Affairs happen all the time in Hollywood. Par for the course, really, when you throw a bunch of good-looking and charismatic creative types together and add money to the mix.
But few liaisons have ended so tragically than the one between British actor Rex Harrison and actress Carole Landis, in the late 40s.
When it was all over, Harrison would barely recover from the fallout. The same, unfortunately, could not be said of Landis.
Perhaps the two were destined to meet and, well, mingle. Arrogant and egotistical, Harrison was a much-married, well-known womanizer, and something of a “love ‘em and leave ‘em” cad. Landis was a fun-loving handful.
This was someone who got hitched to her 19-year-old sweetheart…when she was just 13 years old. (Her horrified mother promptly had it annulled, but a few months later, the two tied the knot again. The union lasted all of three weeks.)
Landis arrived in Hollywood in 1936. Even in a town packed with gorgeous women, the blonde-haired, blue-eyed beauty stood out.
She nabbed a string of bit parts and was given a nickname by the studio publicity department: “The Ping Girl.” In 1940, Landis got her big break, starring opposite Victor Mature in One Million B.C.
She believed the role would be a launch pad to bigger things. But for the most part, a frustrated Landis was relegated to supporting roles — often opposite the more wholesome Betty Grable (Moon Over Miami and I Wake Up Screaming, both 1941).
Landis was more successful at romance. The list of paramours was long, and included director and choreographer Busby Berkeley, 20th Century Fox studio head Darryl F. Zanuck, Francois Tone (fresh from his divorce from Joan Crawford), Gene Markey (ex-husband of Hedy Lamarr and Joan Bennett), among others.

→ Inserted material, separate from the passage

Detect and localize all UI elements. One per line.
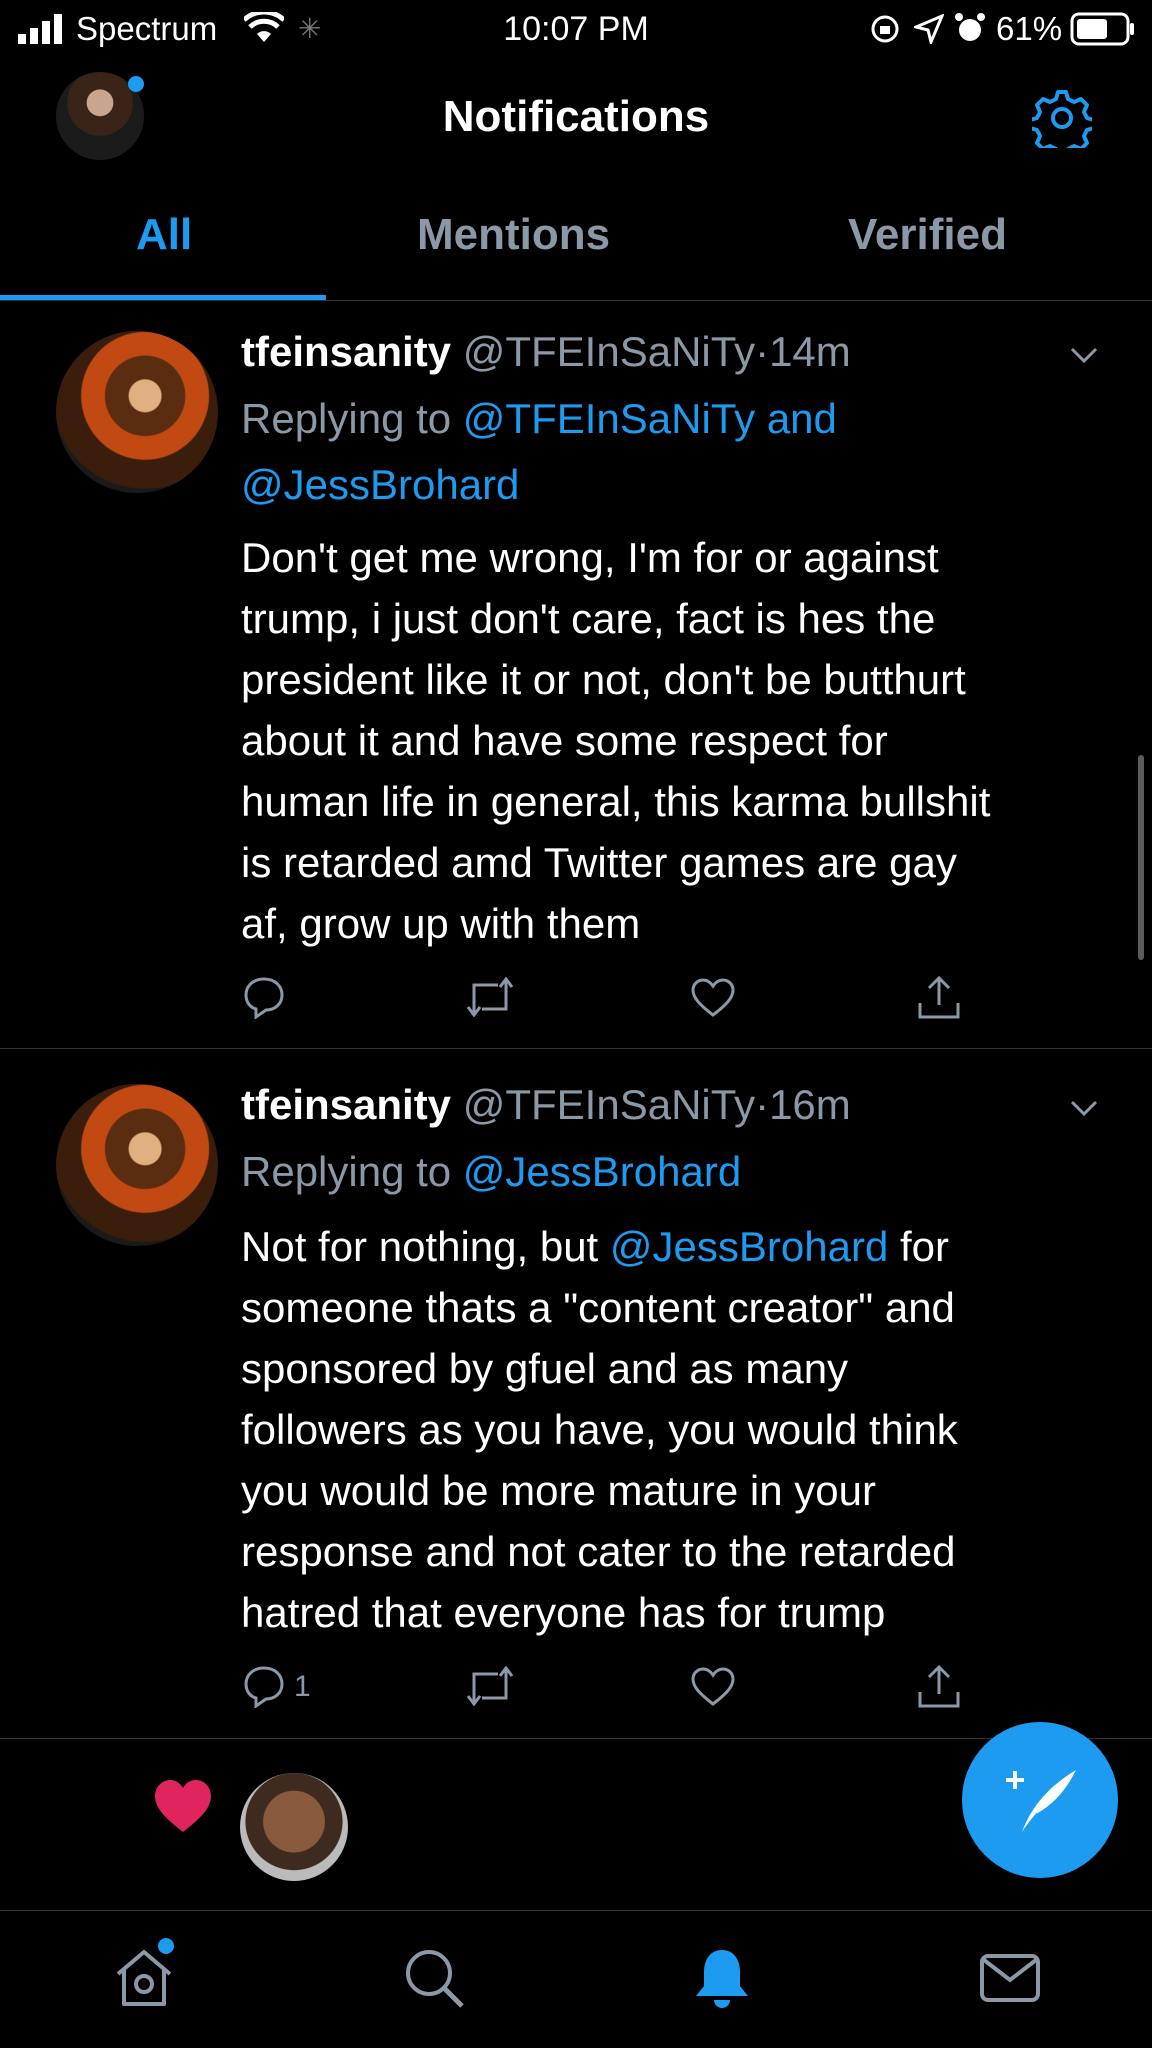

In 1942, disappointed about her lack of success in movies, Landis embarked on an overseas USO tour with other celebrities. A few years later, in 1945, she tackled Broadway in the musical A Lady Says Yes. In a smaller role: Jacqueline Susann, who would go on to write the biggest pot-boiler of all time, Valley of the Dolls.
The two would become friends and it’s rumored that Susann based one of the main characters in her bestseller—the ill-fated Jennifer North, played in the movie by the ill-fated Sharon Tate—on her pal.
Landis and husband number four, Broadway producer Horace Schmidlapp, separated in 1947, around the time that Harrison arrived in Hollywood with his wife, actress Lilli Palmer.
Of course, little things like a gold band and marriage certificate had never stopped Harrison before, so it wasn’t long before he and Landis embarked in a torrid affair.
The two brazenly flaunted their infatuation, dancing together at dinner parties, while a humiliated Palmer looked on — making their dalliance one of the of the worst-kept secrets in Hollywood.
Enter dirt-dishing journalist Walter Winchell, who proceeded to fling more gasoline into the fire, announcing in a column that Harrison’s wife knew all about the affair, and that Harrison and Landis would be married.
That’s when Fox chief Darryl Zanuck got involved and lowered the boom…big time. He called Harrison into his office and informed the actor that he would not be unloading his wife for Landis. For good measure, Zanuck also let Harrison in on Landis’s rather randy reputation during her days at Fox studio.
If Zanuck thought that Harrison would break things off after learning of Landis’ extracurricular activities, he seriously miscalculated his leading man. That spring, after Harrison completed the ironically titled Unfaithfully Yours, he returned to Landis.
Harrison’s wife had gone to New York to stay with her sister and lick her wounds, giving the two lovebirds ample opportunity to spend time together.
This was the opportunity Landis had waited for. The actress, staring down the barrel of her 30th birthday, truly believed that Harrison would leave his wife and make an honest woman out of her.
She was mistaken. That summer, Harrison was offered the lead in a Broadway production of Anne of a Thousand Days. On July 4th he went to Landis’s Malibu beach house for dinner and broke the news.
What transpired in those hours, no one knows for sure, but many believe that a distraught Landis issued the actor an ultimatum: Leave Palmer or we’re through.
Harrison left around 9:00 pm then phoned Landis at 1:30 in the morning to say goodnight and let her know that he would be leaving for New York.
Landis’s body was discovered the following afternoon by Harrison and her maid. There were four empty pill bottles scattered on the floor. In her hand, a rosary and a note to her mother.
The studio tried to hush up the whole sordid affair, but it was in vain. Since Harrison had discovered Landis’s body, there was simply no way he was getting out of this mess unscathed. He found himself answering uncomfortable questions at the coroner’s inquest.
Harrison and Palmer attended Landis’s funeral and left for England soon after. Fox studio dropped Harrison from his contract, and it would take several years for his career to recover.
Read another story from us: How “The Rat Pack” Got its Name
After divorcing Lilly in 1957, he would have his biggest success in the 1964 musical My Fair Lady, for which Harrison would win a Best Actor Oscar for his spot-on portrayal of Henry Higgins.